Copyright infringement: Neftali Feliz (-.460 WPA)

Through five innings, this was an exceedingly boring game if you’re a Brewers fan, or a fan of offense in general. Milwaukee managed only one baserunner on Keon Broxton’s first inning double, and he immediately erased himself on an ill-fated steal attempt at third.

The Red Sox were similarly stymied through much of the early going Thursday, though they were able to capitalize on their first inning double when a Jesus Aguilar error allowed Xander Bogaerts to reach and Mookie Betts to score. The visitors also mounted a challenge in the second inning, though Nelson was able to extract himself from a bases-loaded jam by inducing a ground out from Dustin Pedroia.

The breakthrough for Milwaukee came in the sixth, when Jonathan Villar broke his 87-year hitless streak with a two-out double that scored Manny Pina to draw the Brewers even with Boston at one. The Brewers failed to mount any significant threat after that, with a double from, well, me apparently giving Milwaukee their last runner in scoring position.

The eighth and ninth innings gave us a vivid picture of what is, and what could be. Knebel, after finishing off the seventh for Nelson, came back on for the eighth and found himself in trouble to the tune of runners on second and third with no one out, then the bases loaded with one out. He induced an infield fly from Andrew Benintendi and back-to-back strikeouts sandwiched around a Mitch Moreland walk to miraculously escape unscathed from a situation in which a team would ordinarily be expected to score about two runs (1.94 RE24).

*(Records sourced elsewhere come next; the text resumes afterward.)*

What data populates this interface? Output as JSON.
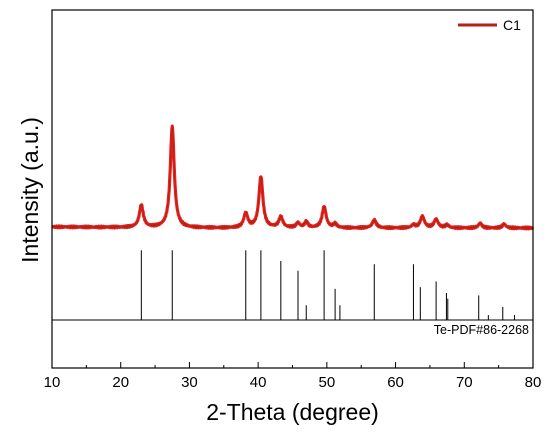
{
  "chart_data": {
    "type": "line",
    "xlabel": "2-Theta (degree)",
    "ylabel": "Intensity (a.u.)",
    "xlim": [
      10,
      80
    ],
    "xticks": [
      10,
      20,
      30,
      40,
      50,
      60,
      70,
      80
    ],
    "y_ticks_shown": false,
    "grid": false,
    "legend_position": "top-right",
    "series": [
      {
        "name": "C1",
        "color": "#e8201c",
        "legend_color": "#b22218",
        "baseline": 1.0,
        "x_range": [
          10,
          80
        ],
        "peaks": [
          {
            "x": 23.0,
            "h": 2.3,
            "w": 0.35
          },
          {
            "x": 27.5,
            "h": 10.5,
            "w": 0.35
          },
          {
            "x": 38.2,
            "h": 1.5,
            "w": 0.35
          },
          {
            "x": 40.4,
            "h": 5.3,
            "w": 0.35
          },
          {
            "x": 43.3,
            "h": 1.1,
            "w": 0.35
          },
          {
            "x": 45.8,
            "h": 0.5,
            "w": 0.3
          },
          {
            "x": 47.0,
            "h": 0.6,
            "w": 0.3
          },
          {
            "x": 49.6,
            "h": 2.2,
            "w": 0.35
          },
          {
            "x": 51.2,
            "h": 0.4,
            "w": 0.3
          },
          {
            "x": 56.9,
            "h": 0.8,
            "w": 0.35
          },
          {
            "x": 62.6,
            "h": 0.3,
            "w": 0.3
          },
          {
            "x": 63.9,
            "h": 1.2,
            "w": 0.35
          },
          {
            "x": 65.9,
            "h": 0.9,
            "w": 0.35
          },
          {
            "x": 67.5,
            "h": 0.3,
            "w": 0.3
          },
          {
            "x": 72.3,
            "h": 0.5,
            "w": 0.3
          },
          {
            "x": 75.8,
            "h": 0.4,
            "w": 0.3
          }
        ]
      }
    ],
    "reference": {
      "label": "Te-PDF#86-2268",
      "lines": [
        {
          "x": 23.0,
          "h": 0.85
        },
        {
          "x": 27.5,
          "h": 0.85
        },
        {
          "x": 38.2,
          "h": 0.85
        },
        {
          "x": 40.4,
          "h": 0.85
        },
        {
          "x": 43.3,
          "h": 0.72
        },
        {
          "x": 45.8,
          "h": 0.6
        },
        {
          "x": 47.0,
          "h": 0.18
        },
        {
          "x": 49.6,
          "h": 0.85
        },
        {
          "x": 51.2,
          "h": 0.38
        },
        {
          "x": 51.9,
          "h": 0.18
        },
        {
          "x": 56.9,
          "h": 0.68
        },
        {
          "x": 62.6,
          "h": 0.68
        },
        {
          "x": 63.6,
          "h": 0.4
        },
        {
          "x": 65.9,
          "h": 0.47
        },
        {
          "x": 67.4,
          "h": 0.33
        },
        {
          "x": 67.6,
          "h": 0.26
        },
        {
          "x": 72.1,
          "h": 0.3
        },
        {
          "x": 73.5,
          "h": 0.06
        },
        {
          "x": 75.6,
          "h": 0.16
        },
        {
          "x": 77.3,
          "h": 0.06
        }
      ]
    }
  }
}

Feliz, on the other hand, was unable to record an out, allowing the first two hitters to reach on a walk and an error that was at least partly his own fault. Instead of wriggling free of danger, he served up a meatball to Mookie Betts, who promptly delivered it to the left field bleachers to put the game squarely in You’re-Gonna-Lose-ville. A Pedroia single and TOOTBLAN later, Feliz was finished for the day.

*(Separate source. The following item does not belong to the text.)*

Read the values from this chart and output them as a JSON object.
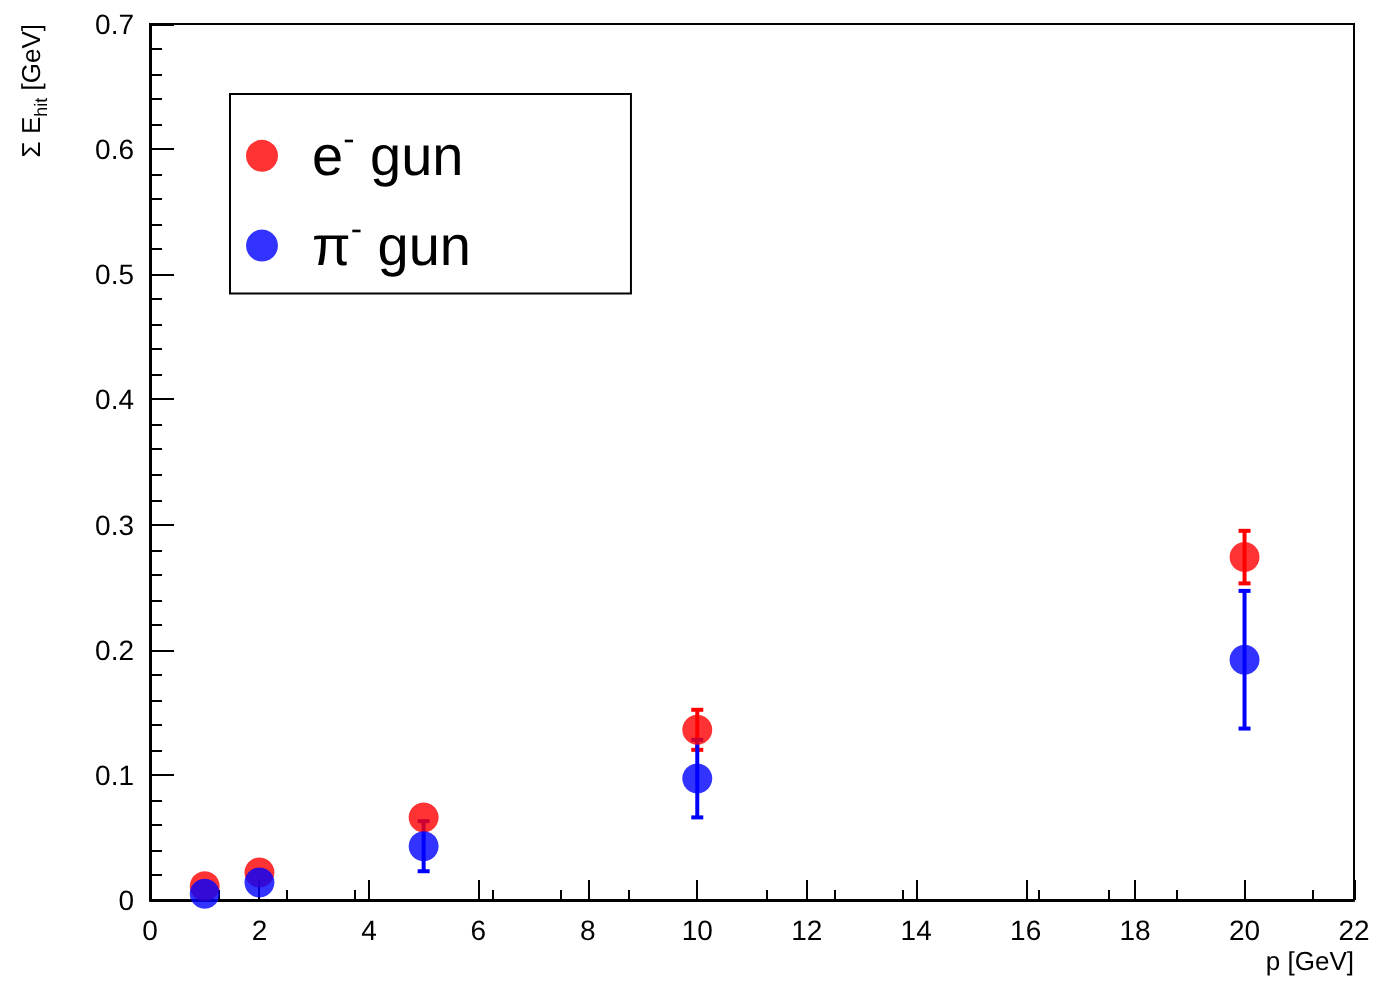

Feliz’s ERA now sits at 6.19 with five home runs allowed and just 13 strikeouts to oppose his nine free passes. He has thrice entered a tied ballgame in the ninth only to surrender the winning run(s) on homers, in addition to a blown save in Chicago. Knebel, meanwhile, has been one of the best relievers in baseball, with a 41.3% strikeout rate (3rd in the National League) and a 1.00 ERA (10th).

The bottom of a ninth was a mere formality with Craig Kimbrel, who has been unhittable this season, staked to a three-run lead. He pitched an immaculate ninth, striking out the side on nine pitches, to secure the win.

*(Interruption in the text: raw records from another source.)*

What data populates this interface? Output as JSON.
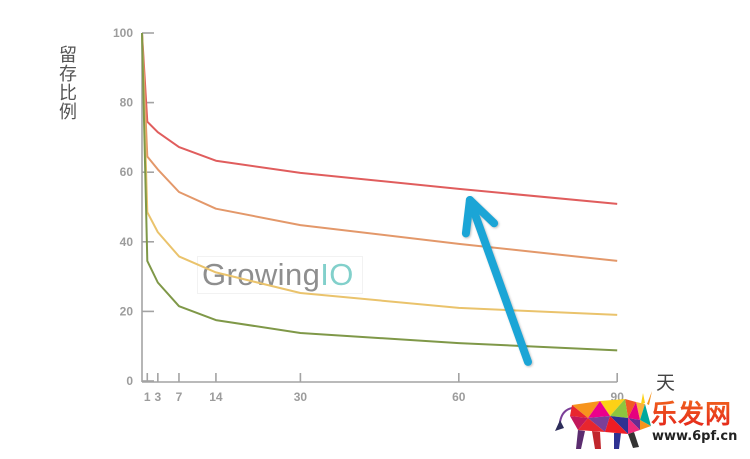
{
  "chart_data": {
    "type": "line",
    "title": "",
    "xlabel": "天",
    "ylabel": "留存比例",
    "x": [
      0,
      1,
      3,
      7,
      14,
      30,
      60,
      90
    ],
    "x_ticks": [
      1,
      3,
      7,
      14,
      30,
      60,
      90
    ],
    "y_ticks": [
      0,
      20,
      40,
      60,
      80,
      100
    ],
    "xlim": [
      0,
      90
    ],
    "ylim": [
      0,
      100
    ],
    "grid": false,
    "legend": null,
    "series": [
      {
        "color_name": "red",
        "color": "#e05d5d",
        "values": [
          100,
          74.5,
          71.5,
          67.2,
          63.3,
          59.8,
          55.2,
          50.9
        ]
      },
      {
        "color_name": "orange",
        "color": "#e3986a",
        "values": [
          100,
          64.5,
          60.8,
          54.3,
          49.5,
          44.8,
          39.4,
          34.5
        ]
      },
      {
        "color_name": "yellow",
        "color": "#eac36c",
        "values": [
          100,
          48.5,
          42.8,
          35.8,
          31.2,
          25.3,
          21.0,
          19.0
        ]
      },
      {
        "color_name": "green",
        "color": "#7f9848",
        "values": [
          100,
          34.5,
          28.3,
          21.5,
          17.5,
          13.8,
          10.9,
          8.8
        ]
      }
    ],
    "annotations": [
      {
        "type": "arrow",
        "from": [
          73.1,
          5.5
        ],
        "to": [
          62.1,
          52.0
        ],
        "color": "#1ba5d6"
      }
    ]
  },
  "watermarks": {
    "growingio": {
      "part1": "Growing",
      "part2": "IO"
    },
    "site_logo": {
      "name": "乐发网",
      "url": "www.6pf.cn"
    }
  }
}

On Deck: The homestanding Brewers will look to (continue their winning ways/get back on the winning track) tomorrow in a pitching matchup between a couple of Matts who have earned the ire of their fan bases. Harvey, who is embroiled in scandal after being suspended for failing to show up to work earlier this week, goes for visiting New York Metropolitans (16-17). The erstwhile phenom’s on-field performance has been about as terrific as his exploits off it; he owns a 5.14 ERA with an uncomely 4.7% K-BB ratio. Garza will take the hill for Milwaukee, and he’s off to the best start of his Brewers career with a 2.55 ERA and a 20.8% strikeout rate.